Some people succeeded in escaping the transports, especially from the Transports 16 and 17 which consisted of men returned from forced labor on the Atlantic Wall to Belgium. Most of these men jumped between Mechelen and the German border. Many were caught and were soon put on subsequent transports but a total of about 500 Jewish prisoners did manage to escape across all the 28 transports. On 19 April 1943 three resistance fighters, acting on their own initiative, stopped Transport 20 near the train station of Boortmeerbeek, 10 km south-east of Mechelen. From this action 17 prisoners managed to flee. More Jews escaped by their own deeds, a total of 231 Jews fled although 90 were eventually recaptured and 26 were shot by guards escorting the train.

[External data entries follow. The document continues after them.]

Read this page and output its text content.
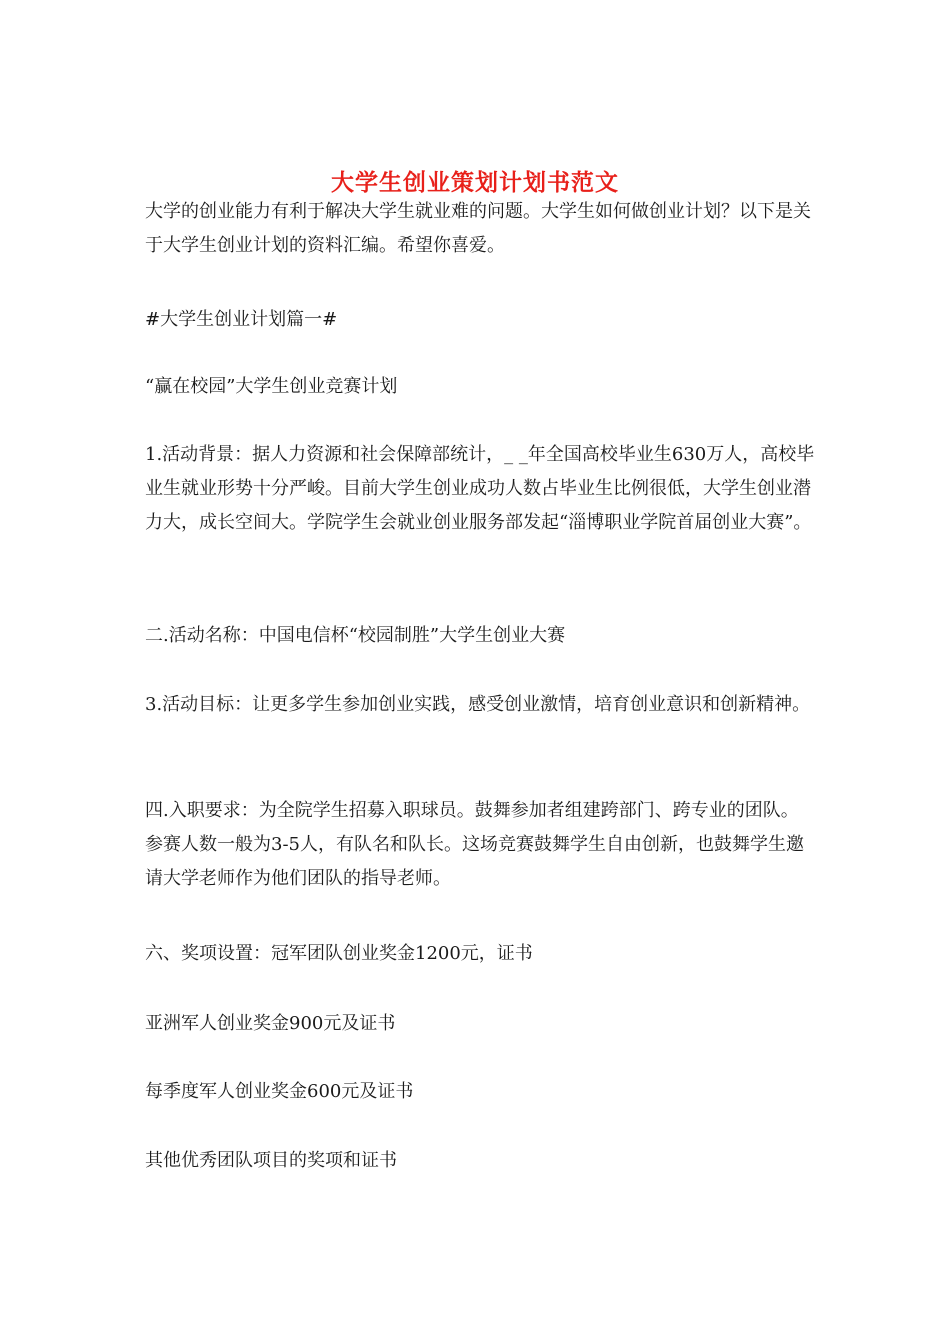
大学生创业策划计划书范文

大学的创业能力有利于解决大学生就业难的问题。大学生如何做创业计划？以下是关于大学生创业计划的资料汇编。希望你喜爱。

#大学生创业计划篇一#

“赢在校园”大学生创业竞赛计划

1.活动背景：据人力资源和社会保障部统计，_ _年全国高校毕业生630万人，高校毕业生就业形势十分严峻。目前大学生创业成功人数占毕业生比例很低，大学生创业潜力大，成长空间大。学院学生会就业创业服务部发起“淄博职业学院首届创业大赛”。

二.活动名称：中国电信杯“校园制胜”大学生创业大赛

3.活动目标：让更多学生参加创业实践，感受创业激情，培育创业意识和创新精神。

四.入职要求：为全院学生招募入职球员。鼓舞参加者组建跨部门、跨专业的团队。参赛人数一般为3-5人，有队名和队长。这场竞赛鼓舞学生自由创新，也鼓舞学生邀请大学老师作为他们团队的指导老师。

六、奖项设置：冠军团队创业奖金1200元，证书

亚洲军人创业奖金900元及证书

每季度军人创业奖金600元及证书

其他优秀团队项目的奖项和证书
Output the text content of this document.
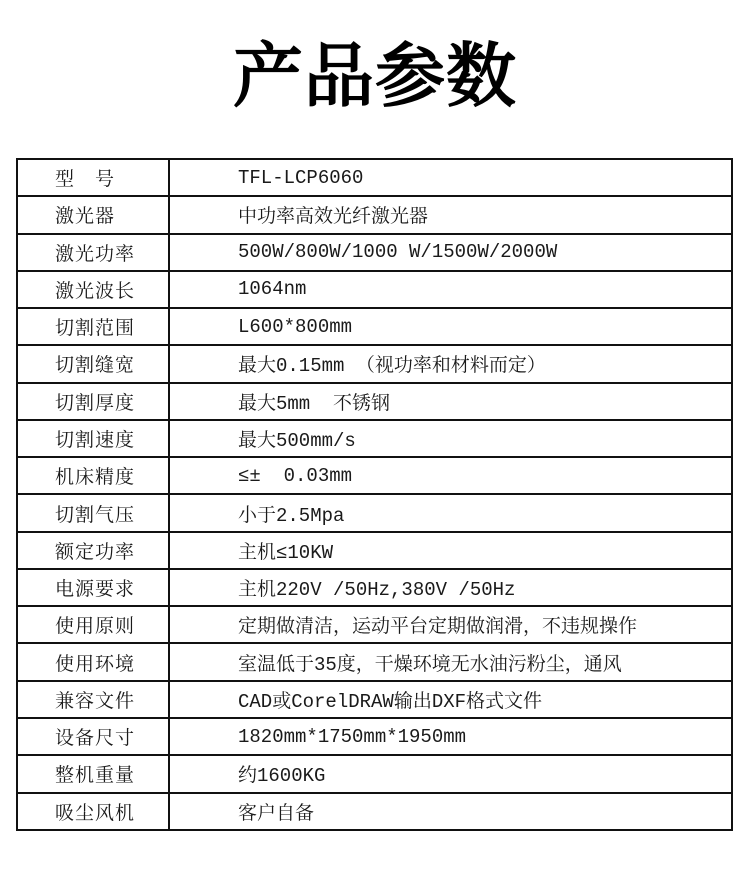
产品参数
型　号	TFL-LCP6060
激光器	中功率高效光纤激光器
激光功率	500W/800W/1000 W/1500W/2000W
激光波长	1064nm
切割范围	L600*800mm
切割缝宽	最大0.15mm （视功率和材料而定）
切割厚度	最大5mm  不锈钢
切割速度	最大500mm/s
机床精度	≤±  0.03mm
切割气压	小于2.5Mpa
额定功率	主机≤10KW
电源要求	主机220V /50Hz,380V /50Hz
使用原则	定期做清洁，运动平台定期做润滑，不违规操作
使用环境	室温低于35度，干燥环境无水油污粉尘，通风
兼容文件	CAD或CorelDRAW输出DXF格式文件
设备尺寸	1820mm*1750mm*1950mm
整机重量	约1600KG
吸尘风机	客户自备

The last transport left on 31 July 1944 but Allied forces could not stop it before its destination was reached. As Belgium was being liberated, an attempt by the Germans to deport 1,600 political prisoners and Allied prisoners of war from Brussels to concentration camps in Germany via the Nazi ghost train was thwarted by Belgian railway workers and the Belgian resistance. The train made it to Mechelen but returned to Brussels where the release of the prisoners was negotiated by Swiss and Swedish diplomats. When the Allies approached Mechelen by 3 September 1944, the Germans fled the Dossin Barracks, leaving the 527 remaining prisoners behind. Some remaining prisoners escaped that night and the others were freed on the 4th, though soon replaced with suspected collaborators. The lists of deportees were left at Hasselt during the German retreat and were later discovered intact.

==Memorial and Museum==

In 1948, Dossin Barracks reverted to its original use by the Belgian Army. It was used until 1975 when it was abandoned. Apart from a wing renovated in the 1980s for social housing, the barracks became the site of the Jewish Museum of Deportation and Resistance by 1996. In 2001, the Flemish Government decided to expand the institution by a new complex built opposite the old barracks; the latter closed in July 2011, to become a memorial monument. The Kazerne Dossin – Memorial, Museum and Documentation Centre on Holocaust and Human Rights reopened its doors on 26 November 2012.

In 2026, the Kazerne Dossin memorial centre completed the recording of 25,843 deportees as part of a commemorative project called Every Name Matters. For two and a half years, participants recorded the names as a form of remembrance meant to restore personal identity to victims of Nazi deportations. According to the memorial centre, each name is played back within the memorial space as part of an ongoing commemorative installation.